Um Instituto Nacional de Saúde Dr. Ricardo Jorge (INSA), descobriu que a grande maioria dos cereais e bolachas consumidos ao pequeno almoço, contém quantidades de açúcar e sal superiores às recomendadas pela Estratégia Integrada para a Promoção da Alimentação Saudável (EIPAS), avança o ‘Público’.
Segundo a mesma publicação, a análise realizada por investigadores do Departamento de Alimentação e Nutrição do INSA, revela que «98,3% das bolachas e 89,2% dos cereais de pequeno-almoço estavam rotulados com teores de sal e/ou açúcar superiores aos desejáveis».
O estudo teve por base a informação que consta dos rótulos disponibilizados online por duas cadeias de supermercados, analisados ao longo do ano passado, num total de 594 bolachas e 167 cereais de pequeno-almoço.
Nas bolachas, adianta o jornal, os investigadores encontram uma mediana de 25g/100g para o açúcar e de 0,7g/100g para o sal.
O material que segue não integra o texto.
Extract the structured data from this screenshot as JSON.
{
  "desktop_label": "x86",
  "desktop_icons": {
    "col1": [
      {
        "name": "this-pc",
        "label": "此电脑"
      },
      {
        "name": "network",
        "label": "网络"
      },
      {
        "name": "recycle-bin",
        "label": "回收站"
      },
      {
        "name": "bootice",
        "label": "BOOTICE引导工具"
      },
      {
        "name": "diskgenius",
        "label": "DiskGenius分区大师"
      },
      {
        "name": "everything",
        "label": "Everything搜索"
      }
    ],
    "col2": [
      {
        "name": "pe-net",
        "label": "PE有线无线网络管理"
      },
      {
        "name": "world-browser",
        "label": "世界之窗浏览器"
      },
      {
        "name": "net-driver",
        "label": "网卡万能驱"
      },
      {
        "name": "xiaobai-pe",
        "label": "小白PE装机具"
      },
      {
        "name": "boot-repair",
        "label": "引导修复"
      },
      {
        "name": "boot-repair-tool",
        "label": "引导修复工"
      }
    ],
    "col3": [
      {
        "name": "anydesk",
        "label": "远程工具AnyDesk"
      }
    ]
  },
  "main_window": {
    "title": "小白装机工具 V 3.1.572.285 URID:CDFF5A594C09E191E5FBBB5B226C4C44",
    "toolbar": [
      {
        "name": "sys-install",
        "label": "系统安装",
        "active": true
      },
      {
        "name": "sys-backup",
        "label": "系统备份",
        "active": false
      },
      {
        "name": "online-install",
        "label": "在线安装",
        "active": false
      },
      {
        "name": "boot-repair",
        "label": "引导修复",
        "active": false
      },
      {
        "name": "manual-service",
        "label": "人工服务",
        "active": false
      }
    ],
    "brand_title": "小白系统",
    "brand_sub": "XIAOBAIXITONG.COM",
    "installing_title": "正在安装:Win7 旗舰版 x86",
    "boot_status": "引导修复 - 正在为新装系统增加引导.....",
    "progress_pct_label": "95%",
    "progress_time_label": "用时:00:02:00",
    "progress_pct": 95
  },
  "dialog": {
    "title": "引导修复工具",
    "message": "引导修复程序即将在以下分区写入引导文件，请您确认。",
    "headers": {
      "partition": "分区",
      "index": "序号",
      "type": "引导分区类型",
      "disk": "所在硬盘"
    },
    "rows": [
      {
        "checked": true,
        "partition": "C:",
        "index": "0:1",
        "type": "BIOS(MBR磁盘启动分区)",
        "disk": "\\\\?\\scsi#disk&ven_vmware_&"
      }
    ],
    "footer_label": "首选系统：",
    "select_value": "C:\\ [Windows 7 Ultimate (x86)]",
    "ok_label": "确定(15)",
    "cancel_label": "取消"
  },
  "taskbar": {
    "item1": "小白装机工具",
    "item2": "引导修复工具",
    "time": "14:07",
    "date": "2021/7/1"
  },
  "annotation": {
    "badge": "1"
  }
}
Quanto aos cereais, a mediana foi de 21g/100g para o açúcar e de 0,5g/100g para o sal, o que significa que nos dois casos os valores são superiores aos recomendados.
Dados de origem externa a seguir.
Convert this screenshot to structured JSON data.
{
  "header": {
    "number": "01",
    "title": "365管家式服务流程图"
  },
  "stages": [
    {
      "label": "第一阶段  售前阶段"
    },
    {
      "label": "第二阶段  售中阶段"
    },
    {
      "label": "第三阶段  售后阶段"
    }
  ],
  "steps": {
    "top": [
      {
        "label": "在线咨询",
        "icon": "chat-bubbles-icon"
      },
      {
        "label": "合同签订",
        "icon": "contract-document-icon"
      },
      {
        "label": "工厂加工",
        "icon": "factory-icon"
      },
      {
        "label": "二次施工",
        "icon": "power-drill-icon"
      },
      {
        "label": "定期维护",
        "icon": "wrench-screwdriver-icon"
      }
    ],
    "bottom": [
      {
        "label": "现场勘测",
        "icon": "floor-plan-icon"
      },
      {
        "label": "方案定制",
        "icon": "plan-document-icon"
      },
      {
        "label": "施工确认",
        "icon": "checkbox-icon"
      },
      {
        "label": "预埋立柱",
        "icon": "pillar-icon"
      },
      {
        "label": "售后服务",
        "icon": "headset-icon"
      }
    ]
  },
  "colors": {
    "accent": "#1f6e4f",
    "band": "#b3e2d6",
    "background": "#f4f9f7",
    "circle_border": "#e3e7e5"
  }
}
Isto porque, segundo o definido pela EIPAS, os teores máximos de açúcar recomendados seriam de 5g/100g para alimentos sólidos. Já os teores máximos de de sal seriam de 0,2g/100g para sopas e pratos principais e de 0,3g/100g para os restantes alimentos.
A análise revela ainda que apenas 19%, ou seja, 113 do total de bolachas estudado cumpre a recomendação que diz respeito ao açúcar. Adicionalmente, apenas 13% das bolachas, isto é, 77, cumprem os mesmos padrões relativos ao sal. Quanto aos cereais, só 15%, ou seja, 25, está de acordo com os valores de açúcar e 37,7%, 63, respeita os níveis de sal.
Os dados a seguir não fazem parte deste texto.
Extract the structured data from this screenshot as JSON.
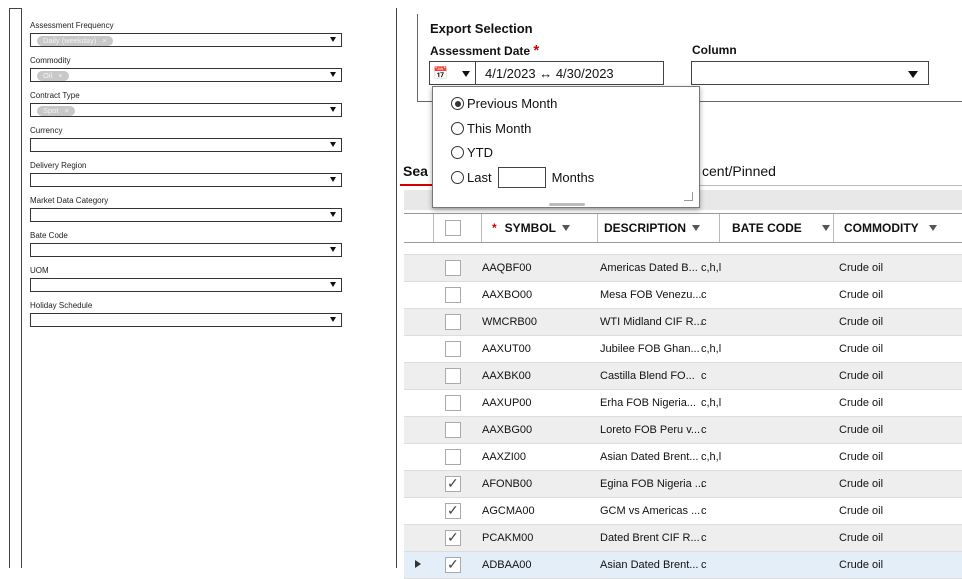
{
  "filters": [
    {
      "label": "Assessment Frequency",
      "chip": "Daily (weekday)"
    },
    {
      "label": "Commodity",
      "chip": "Oil"
    },
    {
      "label": "Contract Type",
      "chip": "Spot"
    },
    {
      "label": "Currency",
      "chip": ""
    },
    {
      "label": "Delivery Region",
      "chip": ""
    },
    {
      "label": "Market Data Category",
      "chip": ""
    },
    {
      "label": "Bate Code",
      "chip": ""
    },
    {
      "label": "UOM",
      "chip": ""
    },
    {
      "label": "Holiday Schedule",
      "chip": ""
    }
  ],
  "export": {
    "title": "Export Selection",
    "assessment_date_label": "Assessment Date",
    "required_mark": "*",
    "date_range": "4/1/2023  ↔  4/30/2023",
    "column_label": "Column"
  },
  "date_popup": {
    "options": [
      "Previous Month",
      "This Month",
      "YTD",
      "Last"
    ],
    "selected": "Previous Month",
    "months_suffix": "Months"
  },
  "tabs": {
    "search": "Sea",
    "recent": "cent/Pinned"
  },
  "grid": {
    "headers": {
      "symbol": "SYMBOL",
      "description": "DESCRIPTION",
      "bate": "BATE CODE",
      "commodity": "COMMODITY"
    },
    "required_mark": "*",
    "rows": [
      {
        "symbol": "AAQBF00",
        "description": "Americas Dated B...",
        "bate": "c,h,l",
        "commodity": "Crude oil",
        "checked": false
      },
      {
        "symbol": "AAXBO00",
        "description": "Mesa FOB Venezu...",
        "bate": "c",
        "commodity": "Crude oil",
        "checked": false
      },
      {
        "symbol": "WMCRB00",
        "description": "WTI Midland CIF R...",
        "bate": "c",
        "commodity": "Crude oil",
        "checked": false
      },
      {
        "symbol": "AAXUT00",
        "description": "Jubilee FOB Ghan...",
        "bate": "c,h,l",
        "commodity": "Crude oil",
        "checked": false
      },
      {
        "symbol": "AAXBK00",
        "description": "Castilla Blend FO...",
        "bate": "c",
        "commodity": "Crude oil",
        "checked": false
      },
      {
        "symbol": "AAXUP00",
        "description": "Erha FOB Nigeria...",
        "bate": "c,h,l",
        "commodity": "Crude oil",
        "checked": false
      },
      {
        "symbol": "AAXBG00",
        "description": "Loreto FOB Peru v...",
        "bate": "c",
        "commodity": "Crude oil",
        "checked": false
      },
      {
        "symbol": "AAXZI00",
        "description": "Asian Dated Brent...",
        "bate": "c,h,l",
        "commodity": "Crude oil",
        "checked": false
      },
      {
        "symbol": "AFONB00",
        "description": "Egina FOB Nigeria ...",
        "bate": "c",
        "commodity": "Crude oil",
        "checked": true
      },
      {
        "symbol": "AGCMA00",
        "description": "GCM vs Americas ...",
        "bate": "c",
        "commodity": "Crude oil",
        "checked": true
      },
      {
        "symbol": "PCAKM00",
        "description": "Dated Brent CIF R...",
        "bate": "c",
        "commodity": "Crude oil",
        "checked": true
      },
      {
        "symbol": "ADBAA00",
        "description": "Asian Dated Brent...",
        "bate": "c",
        "commodity": "Crude oil",
        "checked": true
      }
    ]
  }
}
No que diz respeito ao cumprimento de ambos os objetivos em simultâneo, só 1,7% das bolachas, ou seja, 10, é que o fazem, bem como 10,8% dos cereais, isto é 18, segundo o mesmo estudo a que o ‘Público’ tece acesso.
Ainda assim, segundo os investigadores, a análise «demonstra que é possível atingir as metas propostas, pelo menos para algumas subcategorias destes produtos, e que é desejável uma reformulação progressiva pela indústria, tendo em consideração o elevado consumo destes alimentos».